Maekawa, Kunihiko; Tanno, Katsutoshi; Hase, Mamoru; Mori, Kazuhisa; Asai, Yasufumi; Critical Care Medicine. 41(5):1186-1196, May 2013.

Objective: Encouraging results of extracorporeal cardiopulmonary resuscitation for patients with refractory cardiac arrest have been shown. However, the independent impact on the neurologic outcome remains unknown in the out-of-hospital population.

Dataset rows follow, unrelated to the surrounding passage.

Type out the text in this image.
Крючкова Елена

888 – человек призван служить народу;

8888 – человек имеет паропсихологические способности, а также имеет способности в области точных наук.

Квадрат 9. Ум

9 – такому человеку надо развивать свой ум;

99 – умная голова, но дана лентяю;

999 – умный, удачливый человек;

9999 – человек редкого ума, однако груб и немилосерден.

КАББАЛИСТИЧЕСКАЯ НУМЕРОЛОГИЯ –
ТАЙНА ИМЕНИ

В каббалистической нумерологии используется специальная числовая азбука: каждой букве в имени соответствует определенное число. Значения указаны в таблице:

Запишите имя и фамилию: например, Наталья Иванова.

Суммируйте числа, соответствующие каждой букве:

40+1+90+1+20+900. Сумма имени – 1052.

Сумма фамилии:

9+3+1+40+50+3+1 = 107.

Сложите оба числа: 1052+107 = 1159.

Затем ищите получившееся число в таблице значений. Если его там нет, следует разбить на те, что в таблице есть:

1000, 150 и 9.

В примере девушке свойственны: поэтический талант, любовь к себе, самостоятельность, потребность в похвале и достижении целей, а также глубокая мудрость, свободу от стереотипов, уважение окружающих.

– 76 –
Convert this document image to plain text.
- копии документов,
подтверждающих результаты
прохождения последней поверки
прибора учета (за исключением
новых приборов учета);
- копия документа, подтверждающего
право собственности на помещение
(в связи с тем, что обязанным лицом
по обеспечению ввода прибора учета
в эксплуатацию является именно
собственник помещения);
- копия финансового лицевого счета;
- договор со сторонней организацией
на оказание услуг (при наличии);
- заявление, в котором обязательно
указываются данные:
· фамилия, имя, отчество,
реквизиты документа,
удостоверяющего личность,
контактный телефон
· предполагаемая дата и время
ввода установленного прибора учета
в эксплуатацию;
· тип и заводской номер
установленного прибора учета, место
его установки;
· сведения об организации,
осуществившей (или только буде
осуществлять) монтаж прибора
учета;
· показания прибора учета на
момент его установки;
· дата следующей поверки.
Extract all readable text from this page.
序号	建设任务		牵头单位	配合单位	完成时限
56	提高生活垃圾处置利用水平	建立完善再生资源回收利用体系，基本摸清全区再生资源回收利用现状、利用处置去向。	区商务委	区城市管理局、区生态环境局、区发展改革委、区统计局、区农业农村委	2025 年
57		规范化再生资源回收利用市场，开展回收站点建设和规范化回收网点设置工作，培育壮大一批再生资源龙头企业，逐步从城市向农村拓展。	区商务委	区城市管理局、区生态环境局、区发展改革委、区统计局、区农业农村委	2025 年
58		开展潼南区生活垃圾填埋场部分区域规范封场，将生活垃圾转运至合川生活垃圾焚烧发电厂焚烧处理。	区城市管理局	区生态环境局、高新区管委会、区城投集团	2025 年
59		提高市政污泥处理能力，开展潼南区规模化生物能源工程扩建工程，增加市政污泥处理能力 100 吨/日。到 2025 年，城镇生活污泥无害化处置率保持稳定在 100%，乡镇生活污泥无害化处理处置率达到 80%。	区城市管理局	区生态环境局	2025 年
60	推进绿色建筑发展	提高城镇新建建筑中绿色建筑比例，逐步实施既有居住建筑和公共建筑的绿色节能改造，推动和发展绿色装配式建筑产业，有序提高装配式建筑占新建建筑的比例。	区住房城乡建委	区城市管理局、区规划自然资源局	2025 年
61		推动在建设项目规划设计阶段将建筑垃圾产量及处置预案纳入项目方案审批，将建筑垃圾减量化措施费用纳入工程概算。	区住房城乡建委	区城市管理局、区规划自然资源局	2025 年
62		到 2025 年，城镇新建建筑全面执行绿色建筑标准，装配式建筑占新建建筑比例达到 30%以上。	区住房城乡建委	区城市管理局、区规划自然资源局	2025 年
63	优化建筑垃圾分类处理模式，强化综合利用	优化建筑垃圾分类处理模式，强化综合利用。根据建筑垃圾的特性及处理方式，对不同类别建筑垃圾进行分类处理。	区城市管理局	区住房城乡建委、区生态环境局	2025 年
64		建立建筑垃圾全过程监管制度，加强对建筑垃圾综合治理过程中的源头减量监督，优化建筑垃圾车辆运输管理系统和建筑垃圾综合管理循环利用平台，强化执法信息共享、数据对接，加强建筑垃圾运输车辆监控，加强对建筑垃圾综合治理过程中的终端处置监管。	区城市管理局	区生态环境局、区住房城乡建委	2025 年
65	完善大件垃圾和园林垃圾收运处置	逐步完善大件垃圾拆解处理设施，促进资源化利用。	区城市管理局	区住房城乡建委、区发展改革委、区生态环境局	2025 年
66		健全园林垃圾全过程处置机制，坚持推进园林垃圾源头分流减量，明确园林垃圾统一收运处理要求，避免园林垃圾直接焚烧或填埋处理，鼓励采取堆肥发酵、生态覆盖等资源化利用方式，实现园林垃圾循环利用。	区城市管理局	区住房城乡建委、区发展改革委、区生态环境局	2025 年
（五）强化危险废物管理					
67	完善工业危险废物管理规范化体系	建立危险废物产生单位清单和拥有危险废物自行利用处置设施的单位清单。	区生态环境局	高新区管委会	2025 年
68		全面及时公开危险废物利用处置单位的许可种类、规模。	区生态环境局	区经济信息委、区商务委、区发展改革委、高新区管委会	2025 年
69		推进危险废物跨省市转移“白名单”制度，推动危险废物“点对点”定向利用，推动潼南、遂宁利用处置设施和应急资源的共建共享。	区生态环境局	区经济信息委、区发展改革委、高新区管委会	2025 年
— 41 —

Our objective was to compare the neurologic outcome following extracorporeal cardiopulmonary resuscitation and conventional cardiopulmonary resuscitation and determine potential predictors that can identify candidates for extracorporeal cardiopulmonary resuscitation among patients with out-of-hospital cardiac arrest of cardiac origin.

Design: Post hoc analysis of data from a prospective observational cohort.

Setting: A tertiary care university hospital in Sapporo, Japan (January 2000 to September 2004).

Patients: A total of 162 adult patients with witnessed cardiac arrest of cardiac origin who had undergone cardiopulmonary resuscitation for longer than 20 minutes (53 in the extracorporeal cardiopulmonary resuscitation group and 109 in the conventional cardiopulmonary resuscitation group).

Interventions: None.

Measurements and Main Results: The primary endpoint was neurologically intact survival at three months after cardiac arrest. We used propensity score matching to reduce selection bias and balance the baseline characteristics and clinical variables that could potentially affect outcome. This matching process selected 24 patients from each group. The impact of extracorporeal cardiopulmonary resuscitation was estimated in matched patients. Intact survival rate was higher in the matched extracorporeal cardiopulmonary resuscitation group than in the matched conventional cardiopulmonary resuscitation group (29.2% [7/24] vs. 8.3% [2/24], log-rank p = 0.018). According to the predictor analysis, only pupil diameter on hospital arrival was associated with neurologic outcome (adjusted hazard ratio, 1.39 per 1-mm increase; 95% confidence interval, 1.09–1.78; p = 0.008).

Conclusions: Extracorporeal cardiopulmonary resuscitation can improve neurologic outcome after out-of-hospital cardiac arrest of cardiac origin; furthermore, pupil diameter on hospital arrival may be a key predictor to identify extracorporeal cardiopulmonary resuscitation candidates.